Some scruple rose, but thus he eas’d his thought:        365
‘I ’ll now give sixpence where I gave a groat;
Where once I went to church I ’ll now go twice—
And am so clear too of all other vice.’
  The tempter saw his time; the work he plied;
Stocks and subscriptions pour on ev’ry side,        370
Till all the demon makes his full descent
In one abundant shower of cent per cent,
Sinks deep within him, and possesses whole,
Then dubs Director, and secures his soul.
  Behold Sir Balaam, now a man of Spirit,        375
Ascribes his gettings to his parts and merit;
What late he call’d a blessing now was wit,
And God’s good providence a lucky hit.
Things change their titles as our manners turn,
His counting-house employ’d the Sunday morn:        380
Seldom at church (’t was such a busy life),
But duly sent his family and wife.
There (so the Devil ordain’d) one Christmas-tide
My good old lady catch’d a cold and died.
  A nymph of quality admires our knight;        385
He marries, bows at court, and grows polite;
Leaves the dull cits, and joins (to please the fair)
The well-bred cuckolds in St. James’s air:
First for his son a gay commission buys,
Who drinks, whores, fights, and in a duel dies;        390
His daughter flaunts a viscount’s tawdry wife;
She bears a coronet and p—x for life.
In Britain’s senate he a seat obtains,
And one more pensioner St.

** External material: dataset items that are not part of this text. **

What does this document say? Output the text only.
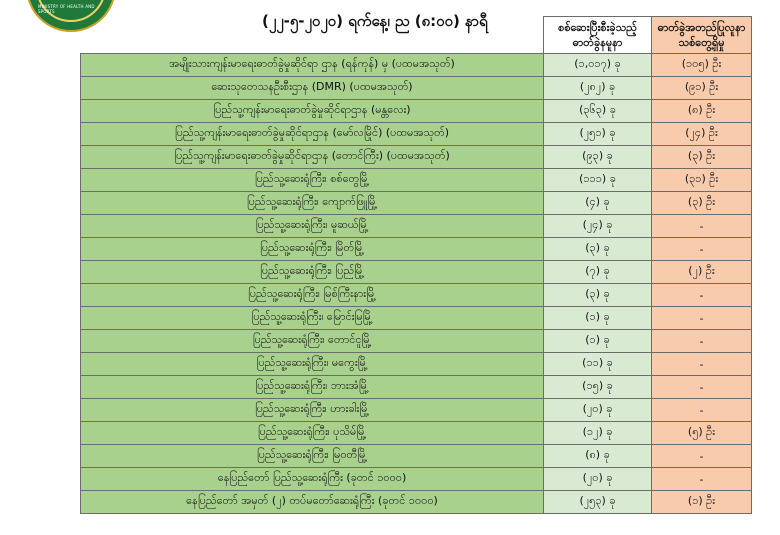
MINISTRY OF HEALTH AND SPORTS
(၂၂-၅-၂၀၂၀) ရက်နေ့၊ ည (၈:၀၀) နာရီ

	စစ်ဆေးပြီးစီးခဲ့သည့် ဓာတ်ခွဲနမူနာ	ဓာတ်ခွဲအတည်ပြုလူနာသစ်တွေ့ရှိမှု

အမျိုးသားကျန်းမာရေးဓာတ်ခွဲမှုဆိုင်ရာ ဌာန (ရန်ကုန်) မှ (ပထမအသုတ်)	(၁,၀၁၇) ခု	(၁၀၅) ဦး
ဆေးသုတေသနဦးစီးဌာန (DMR) (ပထမအသုတ်)	(၂၈၂) ခု	(၉၁) ဦး
ပြည်သူ့ကျန်းမာရေးဓာတ်ခွဲမှုဆိုင်ရာဌာန (မန္တလေး)	(၃၆၃) ခု	(၈) ဦး
ပြည်သူ့ကျန်းမာရေးဓာတ်ခွဲမှုဆိုင်ရာဌာန (မော်လမြိုင်) (ပထမအသုတ်)	(၂၅၁) ခု	(၂၄) ဦး
ပြည်သူ့ကျန်းမာရေးဓာတ်ခွဲမှုဆိုင်ရာဌာန (တောင်ကြီး) (ပထမအသုတ်)	(၉၃) ခု	(၃) ဦး
ပြည်သူ့ဆေးရုံကြီး၊ စစ်တွေမြို့	(၁၁၁) ခု	(၃၁) ဦး
ပြည်သူ့ဆေးရုံကြီး၊ ကျောက်ဖြူမြို့	(၄) ခု	(၃) ဦး
ပြည်သူ့ဆေးရုံကြီး၊ မူဆယ်မြို့	(၂၄) ခု	-
ပြည်သူ့ဆေးရုံကြီး၊ မြိတ်မြို့	(၃) ခု	-
ပြည်သူ့ဆေးရုံကြီး၊ ပြည်မြို့	(၇) ခု	(၂) ဦး
ပြည်သူ့ဆေးရုံကြီး၊ မြစ်ကြီးနားမြို့	(၃) ခု	-
ပြည်သူ့ဆေးရုံကြီး၊ မြောင်းမြမြို့	(၁) ခု	-
ပြည်သူ့ဆေးရုံကြီး၊ တောင်ငူမြို့	(၁) ခု	-
ပြည်သူ့ဆေးရုံကြီး၊ မကွေးမြို့	(၁၁) ခု	-
ပြည်သူ့ဆေးရုံကြီး၊ ဘားအံမြို့	(၁၅) ခု	-
ပြည်သူ့ဆေးရုံကြီး၊ ဟားခါးမြို့	(၂၀) ခု	-
ပြည်သူ့ဆေးရုံကြီး၊ ပုသိမ်မြို့	(၁၂) ခု	(၅) ဦး
ပြည်သူ့ဆေးရုံကြီး၊ မြဝတီမြို့	(၈) ခု	-
နေပြည်တော် ပြည်သူ့ဆေးရုံကြီး (ခုတင် ၁၀၀၀)	(၂၀) ခု	-
နေပြည်တော် အမှတ် (၂) တပ်မတော်ဆေးရုံကြီး (ခုတင် ၁၀၀၀)	(၂၅၃) ခု	(၁) ဦး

Stephen gains.
My lady falls to play; so bad her chance,        395
He must repair it; takes a bribe from France:
The house impeach him; Coningsby harangues;
The court forsake him, and Sir Balaam hangs.
Wife, son, and daughter, Satan! are thy own,
His wealth, yet dearer, forfeit to the crown:        400
The Devil and the King divide the prize,
And sad Sir Balaam curses God and dies.